Ivan Turgenev opined that the play failed to meet the expectations which were too high after the Family Affair, but found "its general colour very true" and "the second act beautiful from the first word to the last." In 1879, re-issuing his article, Turgenev revised his initial assessment and called the play "one of this dramatist's best". Nikolai Chernyshevsky found the play "very good" even if lacking "the sense of revelation" which had been brought by the Family Affair.

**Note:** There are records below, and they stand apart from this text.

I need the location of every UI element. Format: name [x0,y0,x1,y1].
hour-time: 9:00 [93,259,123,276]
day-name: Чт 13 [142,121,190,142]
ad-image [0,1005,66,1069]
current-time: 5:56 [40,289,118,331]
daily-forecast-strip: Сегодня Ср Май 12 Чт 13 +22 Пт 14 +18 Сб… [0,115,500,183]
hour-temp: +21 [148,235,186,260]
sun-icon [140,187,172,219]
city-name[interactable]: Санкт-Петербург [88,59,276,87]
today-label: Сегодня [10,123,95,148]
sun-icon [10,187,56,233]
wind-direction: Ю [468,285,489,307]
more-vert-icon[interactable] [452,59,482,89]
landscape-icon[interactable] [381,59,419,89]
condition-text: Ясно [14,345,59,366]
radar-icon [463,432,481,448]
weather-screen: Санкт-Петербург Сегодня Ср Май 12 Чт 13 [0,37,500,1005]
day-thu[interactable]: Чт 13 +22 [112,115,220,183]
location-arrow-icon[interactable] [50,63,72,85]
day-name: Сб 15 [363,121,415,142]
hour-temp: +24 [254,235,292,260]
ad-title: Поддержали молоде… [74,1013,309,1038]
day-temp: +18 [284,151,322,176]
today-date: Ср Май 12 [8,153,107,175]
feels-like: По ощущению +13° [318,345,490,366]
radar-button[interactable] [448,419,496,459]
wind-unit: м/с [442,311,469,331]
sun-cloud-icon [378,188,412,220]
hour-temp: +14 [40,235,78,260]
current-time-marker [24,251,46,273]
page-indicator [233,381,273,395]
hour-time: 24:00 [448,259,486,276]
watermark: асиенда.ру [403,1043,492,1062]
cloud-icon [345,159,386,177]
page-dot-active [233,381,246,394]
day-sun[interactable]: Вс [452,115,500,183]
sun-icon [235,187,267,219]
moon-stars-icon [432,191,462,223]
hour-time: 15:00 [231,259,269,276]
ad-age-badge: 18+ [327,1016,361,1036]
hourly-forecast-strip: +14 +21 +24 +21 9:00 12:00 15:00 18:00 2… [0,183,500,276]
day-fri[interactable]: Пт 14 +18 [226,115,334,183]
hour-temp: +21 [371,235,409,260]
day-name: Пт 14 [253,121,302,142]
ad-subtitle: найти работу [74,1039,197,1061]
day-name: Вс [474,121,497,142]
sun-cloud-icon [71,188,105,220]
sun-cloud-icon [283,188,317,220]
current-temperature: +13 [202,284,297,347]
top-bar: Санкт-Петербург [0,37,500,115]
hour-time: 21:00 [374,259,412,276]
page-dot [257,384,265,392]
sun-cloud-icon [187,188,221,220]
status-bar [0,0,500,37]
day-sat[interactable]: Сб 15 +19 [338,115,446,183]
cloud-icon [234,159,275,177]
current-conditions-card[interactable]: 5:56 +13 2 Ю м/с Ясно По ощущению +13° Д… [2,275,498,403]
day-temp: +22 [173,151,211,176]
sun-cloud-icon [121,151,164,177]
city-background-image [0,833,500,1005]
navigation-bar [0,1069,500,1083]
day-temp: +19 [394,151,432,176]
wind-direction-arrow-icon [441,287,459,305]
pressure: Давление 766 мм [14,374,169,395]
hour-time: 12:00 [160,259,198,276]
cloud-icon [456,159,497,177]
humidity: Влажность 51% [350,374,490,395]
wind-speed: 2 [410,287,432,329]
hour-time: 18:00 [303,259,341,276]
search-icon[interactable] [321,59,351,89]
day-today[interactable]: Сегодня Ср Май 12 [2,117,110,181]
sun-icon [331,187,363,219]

A socio-political analysis of the play was provided by Nikolai Dobrolyubov in his 1859 essay. Having described in full the difficult situation Marya Andreyevna, the "poor bride", found herself in, the critic poised the question: "What this hapless creature suffers all these insults for, what keeps her in this mire?" - and gave the answer: "It is obvious, what: she is a poor bride, she has nothing to do other than sit there waiting or go seeking for the right kind of fiancée... Modern liberals scorn this, but one would like to know - what is there left in our society to do for a young girl who fails to marry?" According to Dobrolyubov, in his play Ostrovsky gave "the direct answer" to the most important question of the day: "why in our families a woman finds herself in a slave-like situation and why does samodurstvo [petty tyranny] hits her particularly hard."